The computation of matrix multiplication is strongly related to the order of matrix multiplication .
for example ：
A It's a 50×10 Matrix ,B yes 10×20 Matrix ,C yes 20×5 Matrix
Calculation ABC There are two orders ：((AB)C) perhaps (A(BC)), The former needs to calculate 15000 Times multiplication , The latter only needs 3500 Time .
Write a program to calculate the multiplication times required for different calculation sequences .

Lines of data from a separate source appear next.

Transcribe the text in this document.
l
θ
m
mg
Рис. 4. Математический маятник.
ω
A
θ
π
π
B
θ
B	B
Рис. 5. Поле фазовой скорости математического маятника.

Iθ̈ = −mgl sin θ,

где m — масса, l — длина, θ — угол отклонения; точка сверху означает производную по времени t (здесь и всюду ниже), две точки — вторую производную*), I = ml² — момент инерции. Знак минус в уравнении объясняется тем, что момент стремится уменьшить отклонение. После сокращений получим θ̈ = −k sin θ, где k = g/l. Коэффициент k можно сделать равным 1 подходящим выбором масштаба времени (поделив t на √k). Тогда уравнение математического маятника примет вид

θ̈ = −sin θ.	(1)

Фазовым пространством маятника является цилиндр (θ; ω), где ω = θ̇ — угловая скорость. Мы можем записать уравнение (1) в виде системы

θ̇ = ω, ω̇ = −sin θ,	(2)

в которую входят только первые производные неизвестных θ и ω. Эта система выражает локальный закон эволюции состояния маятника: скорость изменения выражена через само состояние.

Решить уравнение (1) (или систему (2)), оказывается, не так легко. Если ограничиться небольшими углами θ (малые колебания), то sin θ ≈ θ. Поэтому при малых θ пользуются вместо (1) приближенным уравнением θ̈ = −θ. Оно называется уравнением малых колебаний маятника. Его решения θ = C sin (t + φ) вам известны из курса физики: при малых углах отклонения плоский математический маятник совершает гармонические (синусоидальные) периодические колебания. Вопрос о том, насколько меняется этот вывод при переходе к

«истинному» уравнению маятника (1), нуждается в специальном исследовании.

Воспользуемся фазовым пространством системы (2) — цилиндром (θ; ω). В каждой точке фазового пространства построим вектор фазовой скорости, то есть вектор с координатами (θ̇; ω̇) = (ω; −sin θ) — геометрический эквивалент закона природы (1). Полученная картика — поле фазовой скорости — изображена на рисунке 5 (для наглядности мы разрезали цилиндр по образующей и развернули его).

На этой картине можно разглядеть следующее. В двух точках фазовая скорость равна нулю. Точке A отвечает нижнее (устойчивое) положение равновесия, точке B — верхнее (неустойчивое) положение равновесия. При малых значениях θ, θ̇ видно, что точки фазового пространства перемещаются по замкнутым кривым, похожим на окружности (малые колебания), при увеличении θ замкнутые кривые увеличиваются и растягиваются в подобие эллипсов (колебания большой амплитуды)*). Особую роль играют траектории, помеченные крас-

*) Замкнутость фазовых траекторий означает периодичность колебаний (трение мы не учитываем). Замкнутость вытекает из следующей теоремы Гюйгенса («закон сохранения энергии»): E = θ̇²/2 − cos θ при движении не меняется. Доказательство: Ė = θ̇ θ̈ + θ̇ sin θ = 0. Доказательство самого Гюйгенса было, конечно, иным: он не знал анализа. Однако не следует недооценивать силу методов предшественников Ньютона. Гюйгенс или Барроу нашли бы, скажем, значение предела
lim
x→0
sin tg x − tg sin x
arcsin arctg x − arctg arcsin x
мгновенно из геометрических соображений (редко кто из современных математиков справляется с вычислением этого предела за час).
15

Data range ： The number of matrices ：$1\le n\le 15$, Number of rows and columns ：$1\le ro{w}_i,co{l}_i\le 100$, Ensure that the calculation order of the given string representation is unique .
Advanced ： Time complexity ：$O(n)$, Spatial complexity ：$O(n)$

Input description ：

Input multiple lines , First enter the number of matrices to calculate the multiplication n, The number of rows per matrix , Number of columns , in total 2n Number of numbers , Finally, enter the rule to calculate ;
The calculation rule is a string , It consists only of left and right parentheses and capital letters （‘A’~‘Z’） form , Make sure the parentheses match and the input is legal ！

Output description ：

Output the number of multiplications to be performed

Example

Input ：
3
50 10
10 20
20 5
(A(BC))
Output ：
3500

Answer key

1. Stack

First of all, we should know the process and law of matrix operation ,

With $[m,n]$ Express $m$ That's ok $n$ Columns of the matrix , With $[m,n]\ast [n,p]$ As an example, the matrix multiplication rules are explained ：

• The first matrix takes a row , The second matrix takes a column , The calculation is corresponding multiplication , Yes $n$ Times multiplication .
• It's the row where the first matrix just participated in the operation , All the columns of the second matrix （ common p Column ）, There will be $n\ast p$ Times multiplication
• All rows of the first matrix （ common $m$ That's ok ） Participate in operation , Co existing $n\ast p\ast m$ Secondary multiplication .
• obtain $[m,n]\ast [n,p]$ Co existing $n\ast p\ast m$ Secondary multiplication , The matrix obtained after the operation is $[m,p]$

therefore , We can use stack to judge and calculate , Traversal string ,

• When the character is an open parenthesis , skip ;
• When the character is a letter , Convert to the corresponding matrix size and add it to the stack ;
• When the character is a closing bracket , Take out the two matrices at the top of the stack for operation , And the size of the matrix obtained after the operation is pushed onto the stack .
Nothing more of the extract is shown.